2014-11-21 @ 12:35:53

python

here.

This is a bit of a follow-up to Aggregating Ranges in Postgres.

Since we don’t have a nice range type in Python, we will just use a tuple that contains a lower and upper bound. We will assume that this is a canonical form: the lower bound is inclusive, the upper bound is non-inclusive. We will also assume (for simplicity) that the 0-th item is always less than the 1-th item in the tuple.

Given a list of these range-tuples, we want to do the two things we saw in the previous post.

Aggregate them into the simplest possible array of range-tuples, using a union operation.
Determine the parts that are missing.

We will use in in a similar way:

>>> data =[(2,3),(3,4),(11,12),(5,12),(4,5)]
>>> aggregate_union(data)
(2, 12)
>>> missing_ranges(data)
[(None, 2), (12, None)]

Luckily, None sorts before any integer in python, so we will just be able to use the normal sort.

def aggregate_union(data):
    if not data:
      return None

    sorted_data = sorted(data)
    result = sorted_data[0]

    for lower, upper in sorted_data[1:]:
        # If we ever find result[1] is None, we know it covers any
        # other possible values, so we can stop at that point.
        if result[1] is None:
            break

        if lower > result[1]:
            return None  # Or raise an exception, if you want.

        result = (result[0], max(upper, result[1]))

    return result

The alternative, missing_ranges(data) takes cues from the SQL version too.

def missing_ranges(data):
    if not data:
      return (None, None)

    result = []
    # We do a little fancy stuff here: append an extra item that
    # mimics what we were able to use lead for, but in a different
    # way so we can use [i + 1] later.
    sorted_data = sorted(data) + [(None, None)]

    if sorted_data[0][0] is not None:
        # Note: the upper bound here is not quite correct!
        result.append((None, sorted_data[0][1]))

    for i, (lower, upper) in enumerate(sorted_data):
        # Grab the next item in our sorted list.
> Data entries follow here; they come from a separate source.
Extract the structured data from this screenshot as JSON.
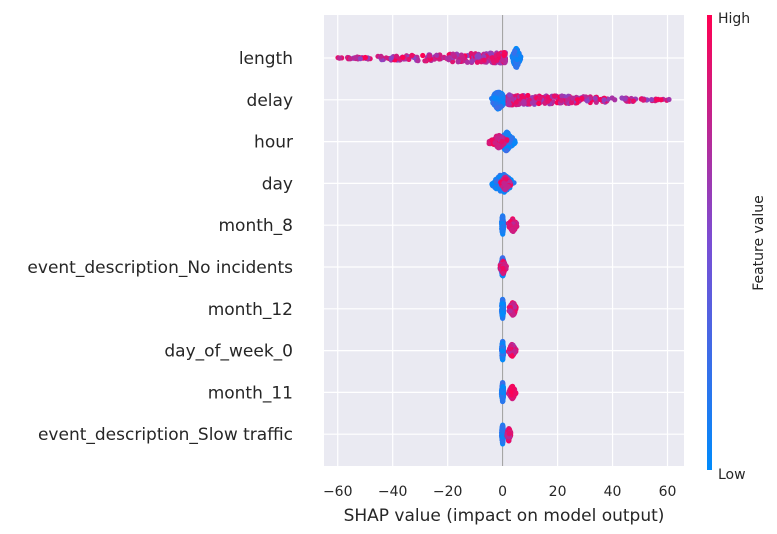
{
  "chart_data": {
    "type": "scatter",
    "subtype": "shap-beeswarm-summary",
    "title": "",
    "xlabel": "SHAP value (impact on model output)",
    "ylabel": "",
    "xlim": [
      -65,
      66
    ],
    "xticks": [
      -60,
      -40,
      -20,
      0,
      20,
      40,
      60
    ],
    "grid": true,
    "features": [
      {
        "name": "length",
        "low_range": [
          3,
          7
        ],
        "high_range": [
          -60,
          1
        ],
        "high_spread": "wide"
      },
      {
        "name": "delay",
        "low_range": [
          -5,
          2
        ],
        "high_range": [
          2,
          61
        ],
        "high_spread": "wide"
      },
      {
        "name": "hour",
        "low_range": [
          -2,
          5
        ],
        "high_range": [
          -5,
          2
        ]
      },
      {
        "name": "day",
        "low_range": [
          -5,
          5
        ],
        "high_range": [
          -1,
          3
        ]
      },
      {
        "name": "month_8",
        "low_range": [
          -0.5,
          0.5
        ],
        "high_range": [
          2,
          5.5
        ]
      },
      {
        "name": "event_description_No incidents",
        "low_range": [
          -1,
          1
        ],
        "high_range": [
          -1,
          1.5
        ]
      },
      {
        "name": "month_12",
        "low_range": [
          -0.5,
          0.5
        ],
        "high_range": [
          2,
          5.5
        ]
      },
      {
        "name": "day_of_week_0",
        "low_range": [
          -0.5,
          0.5
        ],
        "high_range": [
          2,
          5
        ]
      },
      {
        "name": "month_11",
        "low_range": [
          -0.5,
          0.5
        ],
        "high_range": [
          2,
          5
        ]
      },
      {
        "name": "event_description_Slow traffic",
        "low_range": [
          -0.5,
          0.5
        ],
        "high_range": [
          1.5,
          3
        ]
      }
    ],
    "colorbar": {
      "label": "Feature value",
      "high": "High",
      "low": "Low",
      "high_color": "#ff0052",
      "low_color": "#008bfb"
    }
  },
  "colors": {
    "plot_bg": "#eaeaf2",
    "grid": "#ffffff",
    "zero_line": "#999999",
    "low": "#008bfb",
    "high": "#ff0052"
  }
}
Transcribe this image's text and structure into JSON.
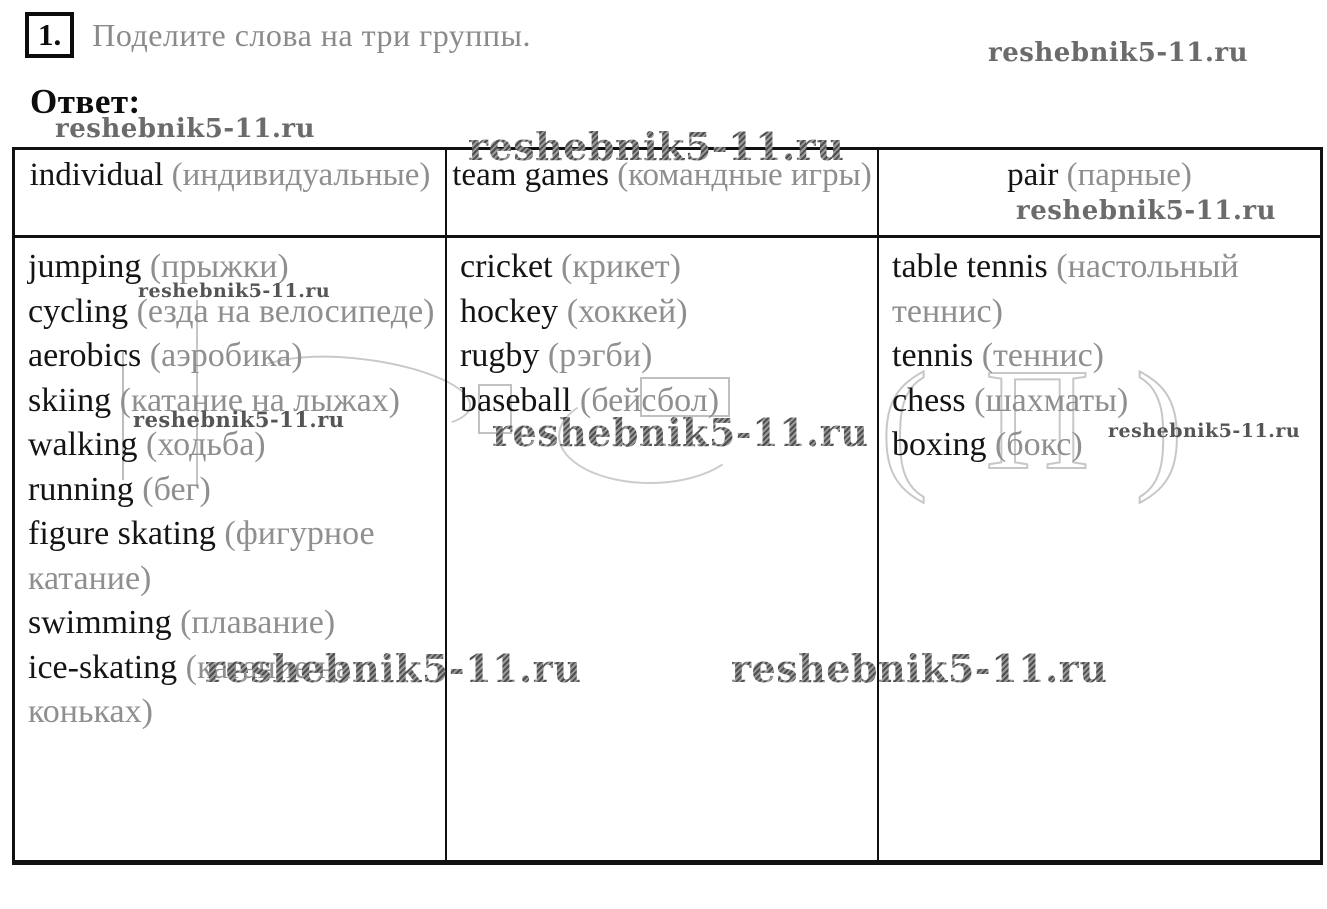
{
  "task": {
    "number": "1.",
    "text": "Поделите слова на три группы."
  },
  "answer_label": "Ответ:",
  "watermark": {
    "text": "reshebnik5-11.ru"
  },
  "table": {
    "columns": [
      {
        "header_en": "individual",
        "header_ru": "(индивидуальные)",
        "items": [
          {
            "en": "jumping",
            "ru": "(прыжки)"
          },
          {
            "en": "cycling",
            "ru": "(езда на велосипеде)"
          },
          {
            "en": "aerobics",
            "ru": "(аэробика)"
          },
          {
            "en": "skiing",
            "ru": "(катание на лыжах)"
          },
          {
            "en": "walking",
            "ru": "(ходьба)"
          },
          {
            "en": "running",
            "ru": "(бег)"
          },
          {
            "en": "figure skating",
            "ru": "(фигурное катание)"
          },
          {
            "en": "swimming",
            "ru": "(плавание)"
          },
          {
            "en": "ice-skating",
            "ru": "(катание на коньках)"
          }
        ]
      },
      {
        "header_en": "team games",
        "header_ru": "(командные игры)",
        "items": [
          {
            "en": "cricket",
            "ru": "(крикет)"
          },
          {
            "en": "hockey",
            "ru": "(хоккей)"
          },
          {
            "en": "rugby",
            "ru": "(рэгби)"
          },
          {
            "en": "baseball",
            "ru": "(бейсбол)"
          }
        ]
      },
      {
        "header_en": "pair",
        "header_ru": "(парные)",
        "items": [
          {
            "en": "table tennis",
            "ru": "(настольный теннис)"
          },
          {
            "en": "tennis",
            "ru": "(теннис)"
          },
          {
            "en": "chess",
            "ru": "(шахматы)"
          },
          {
            "en": "boxing",
            "ru": "(бокс)"
          }
        ]
      }
    ]
  },
  "background_glyphs": [
    "(",
    "П",
    ")"
  ]
}
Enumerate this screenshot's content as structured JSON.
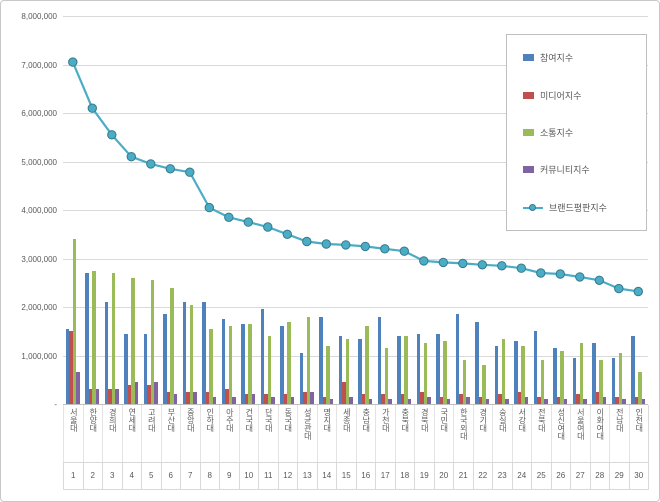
{
  "chart_data": {
    "type": "bar+line",
    "title": "",
    "categories": [
      "서울대",
      "한양대",
      "경희대",
      "연세대",
      "고려대",
      "부산대",
      "중앙대",
      "인하대",
      "아주대",
      "건국대",
      "단국대",
      "동국대",
      "성균관대",
      "명지대",
      "세종대",
      "충남대",
      "가천대",
      "충북대",
      "경북대",
      "국민대",
      "한국외대",
      "경기대",
      "숭실대",
      "서강대",
      "전북대",
      "성신여대",
      "서울여대",
      "이화여대",
      "전남대",
      "인천대"
    ],
    "category_numbers": [
      "1",
      "2",
      "3",
      "4",
      "5",
      "6",
      "7",
      "8",
      "9",
      "10",
      "11",
      "12",
      "13",
      "14",
      "15",
      "16",
      "17",
      "18",
      "19",
      "20",
      "21",
      "22",
      "23",
      "24",
      "25",
      "26",
      "27",
      "28",
      "29",
      "30"
    ],
    "ylim": [
      0,
      8000000
    ],
    "grid": true,
    "legend_position": "right-top",
    "y_ticks": [
      {
        "label": "8,000,000",
        "value": 8000000
      },
      {
        "label": "7,000,000",
        "value": 7000000
      },
      {
        "label": "6,000,000",
        "value": 6000000
      },
      {
        "label": "5,000,000",
        "value": 5000000
      },
      {
        "label": "4,000,000",
        "value": 4000000
      },
      {
        "label": "3,000,000",
        "value": 3000000
      },
      {
        "label": "2,000,000",
        "value": 2000000
      },
      {
        "label": "1,000,000",
        "value": 1000000
      },
      {
        "label": "-",
        "value": 0
      }
    ],
    "series": [
      {
        "name": "참여지수",
        "key": "participation-index",
        "type": "bar",
        "color": "#4F81BD",
        "values": [
          1550000,
          2700000,
          2100000,
          1450000,
          1450000,
          1850000,
          2100000,
          2100000,
          1750000,
          1650000,
          1950000,
          1600000,
          1050000,
          1800000,
          1400000,
          1350000,
          1800000,
          1400000,
          1450000,
          1450000,
          1850000,
          1700000,
          1200000,
          1300000,
          1500000,
          1150000,
          950000,
          1250000,
          950000,
          1400000
        ]
      },
      {
        "name": "미디어지수",
        "key": "media-index",
        "type": "bar",
        "color": "#C0504D",
        "values": [
          1500000,
          300000,
          300000,
          400000,
          400000,
          250000,
          250000,
          250000,
          300000,
          200000,
          200000,
          200000,
          250000,
          150000,
          450000,
          200000,
          200000,
          200000,
          250000,
          150000,
          200000,
          150000,
          200000,
          250000,
          150000,
          150000,
          200000,
          250000,
          150000,
          150000
        ]
      },
      {
        "name": "소통지수",
        "key": "communication-index",
        "type": "bar",
        "color": "#9BBB59",
        "values": [
          3400000,
          2750000,
          2700000,
          2600000,
          2550000,
          2400000,
          2050000,
          1550000,
          1600000,
          1650000,
          1400000,
          1700000,
          1800000,
          1200000,
          1350000,
          1600000,
          1150000,
          1400000,
          1250000,
          1300000,
          900000,
          800000,
          1350000,
          1200000,
          900000,
          1100000,
          1250000,
          900000,
          1050000,
          650000
        ]
      },
      {
        "name": "커뮤니티지수",
        "key": "community-index",
        "type": "bar",
        "color": "#8064A2",
        "values": [
          650000,
          300000,
          300000,
          450000,
          450000,
          200000,
          250000,
          150000,
          150000,
          200000,
          150000,
          150000,
          250000,
          100000,
          150000,
          100000,
          100000,
          100000,
          150000,
          100000,
          150000,
          100000,
          100000,
          150000,
          100000,
          100000,
          100000,
          150000,
          100000,
          100000
        ]
      },
      {
        "name": "브랜드평판지수",
        "key": "brand-reputation-index",
        "type": "line",
        "color": "#4BACC6",
        "marker_stroke": "#35798C",
        "values": [
          7050000,
          6100000,
          5550000,
          5100000,
          4950000,
          4850000,
          4780000,
          4050000,
          3850000,
          3750000,
          3650000,
          3500000,
          3350000,
          3300000,
          3280000,
          3250000,
          3200000,
          3150000,
          2950000,
          2920000,
          2900000,
          2870000,
          2850000,
          2800000,
          2700000,
          2680000,
          2620000,
          2550000,
          2380000,
          2320000
        ]
      }
    ],
    "colors": {
      "gridline": "#d9d9d9",
      "axis_line": "#bfbfbf",
      "tick_text": "#595959"
    }
  }
}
Normally, we would check
        # to see if we are at the end, but we will rely on the break later
        # on: we can always stop processing when the upper bound of our
        # next item is `None`
        next = sorted_data[i + 1]

        if upper < next[0] or (next[0] is None and upper is not None):
            result.append((upper, next[0]))

        # Now, exit before we ever get to a bounds error on getting the next item.
        if next[1] is None:
          break

    return result

However, there is a problem here that is nicely solved by the Range types within postgres:

>>> missing_ranges(data)
[(None, 3), (12, None)]

We need to subtract from the first object’s upper bound. Which is easy with integer tuple-ranges (basically, any discrete range type), but not so much with continuous ranges.